A Little Book to assist, The Education of Children, is now in your Hands. But can they be well Educated, if their Parents never send them to SCHOOL? This is a point that seems now to call for some Inculcation…. You will therefore pardon my Freedom with you, if I Address you, in the words of Luther:
"If ever there be any Considerable Blow given to the Devil's Kingdom, it must be, by Youth Excellently Educated. It is a serious Thing, a weighty Thing, and a thing that hath much of the Interest of Christ, and of Christianity in it, that Youth be well-trained up, and that Schools, and School-Masters be maintained. Learning is an unwelcome guest to the Devil, and therefore he would fain starve it out."

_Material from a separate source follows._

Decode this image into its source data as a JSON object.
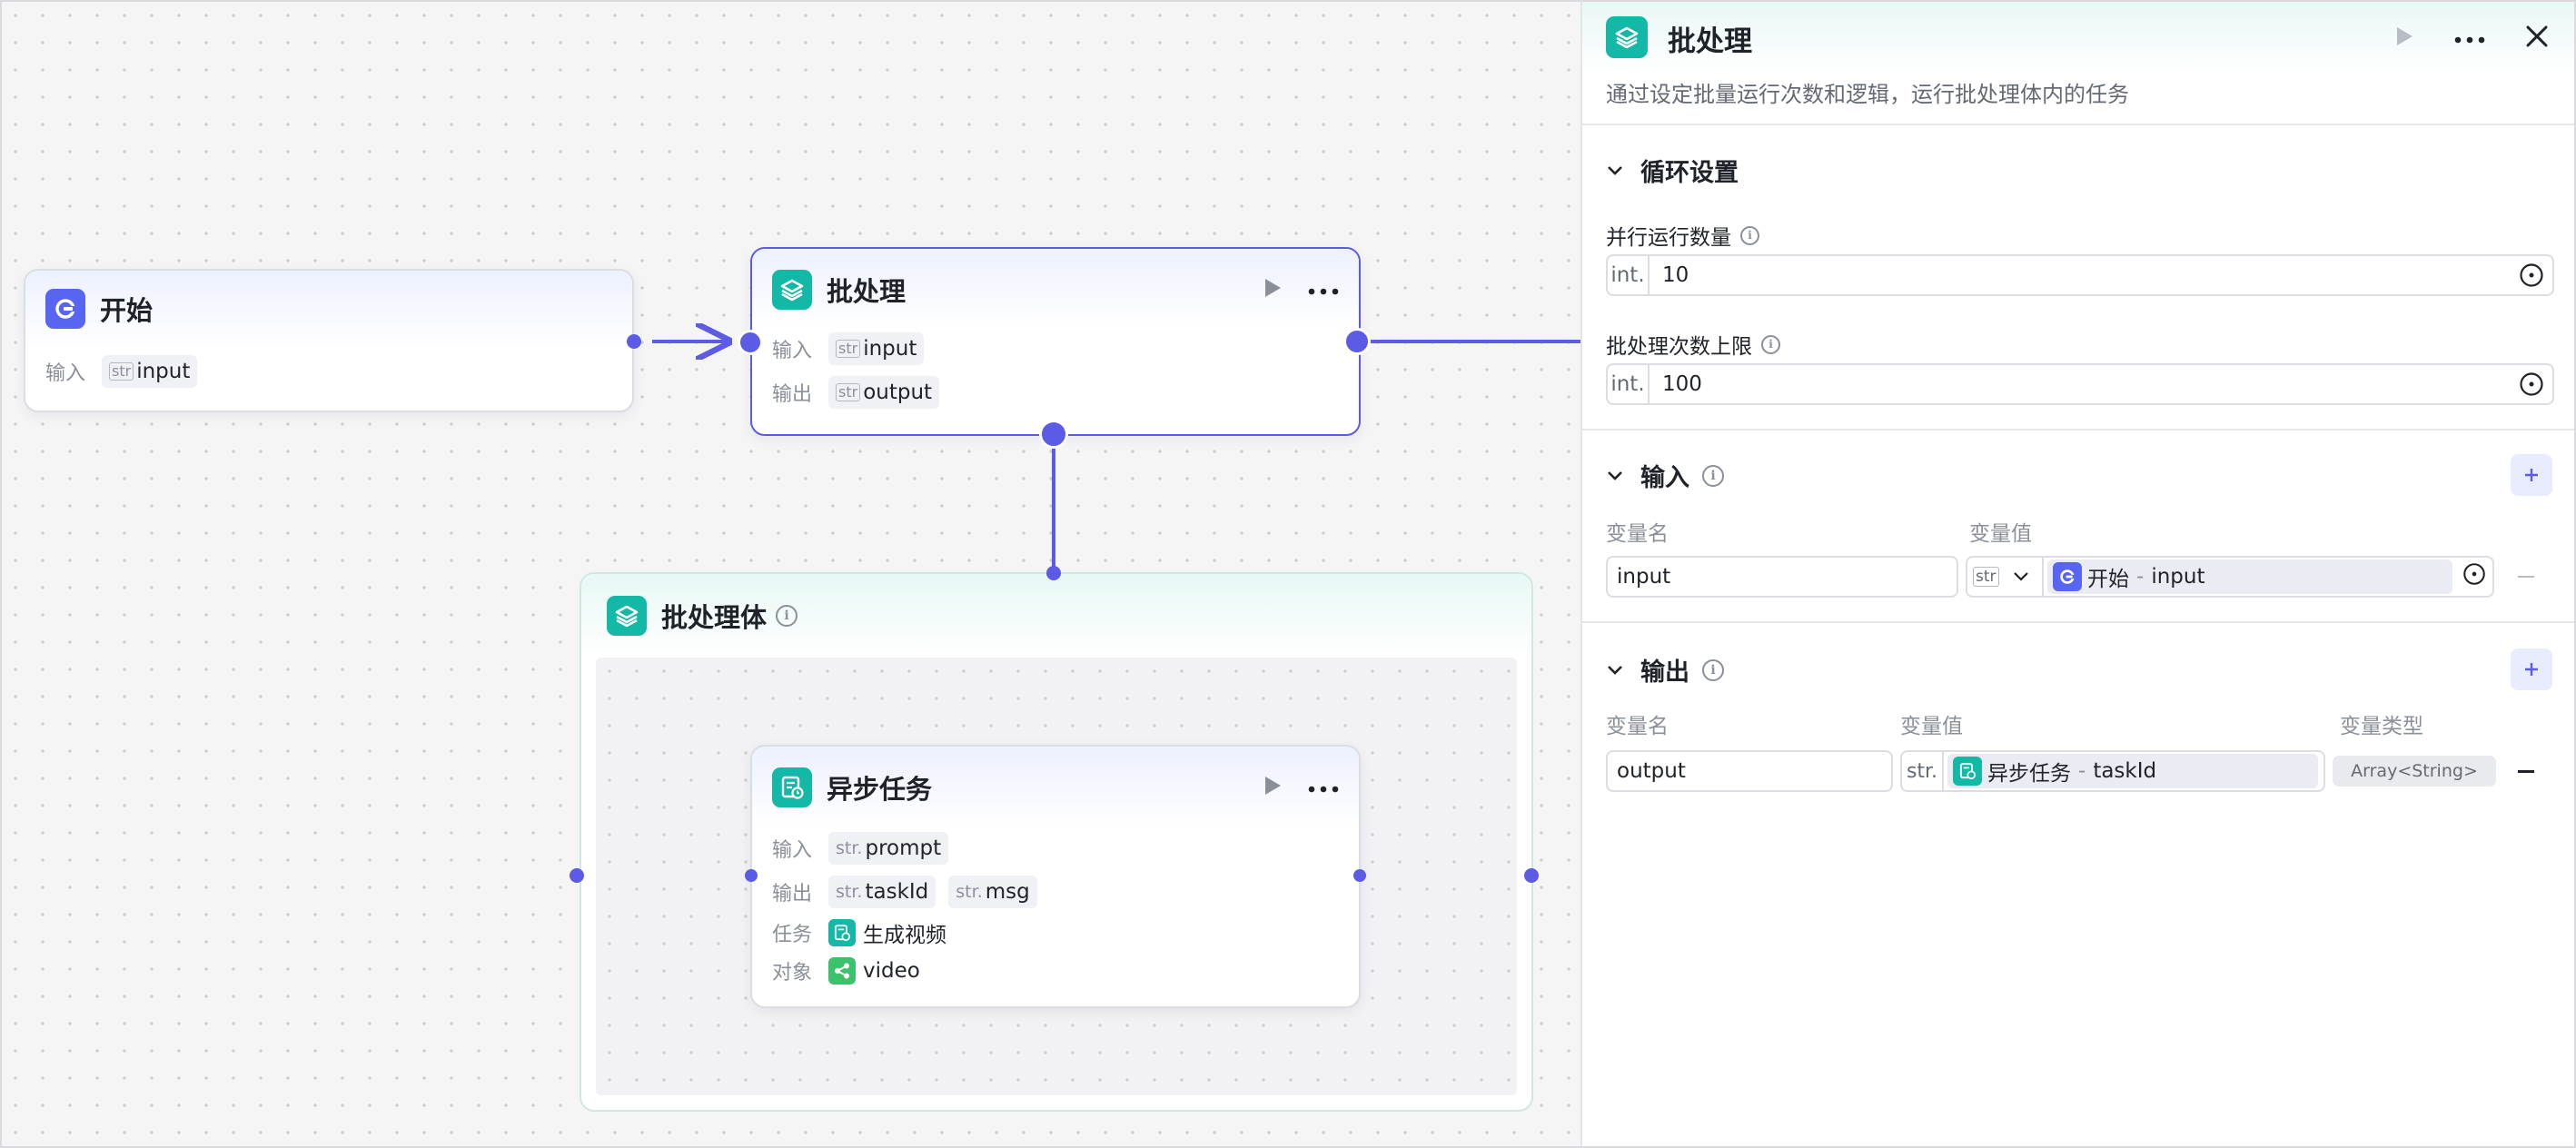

But we shall never long retain the Gospel, without the help of Learning. And if we should have no Regard unto religion, even the outward prosperity of a people, in this World would necessarily require Schools and Learned. Alas, that none are carried with Alacrity and Seriousness to take care for the Education of Youth and to Help the World with Eminent and Able men."
But the Freedom with which this Address is made unto you, is not so great as the Fervour that has animated it. My Fathers and Brethren, If you have any Love to God and Christ and Posterity; let [Godly] Schools be more Encouraged. ..
"Upon the Good Education of Children," by Cotton Mather (1708).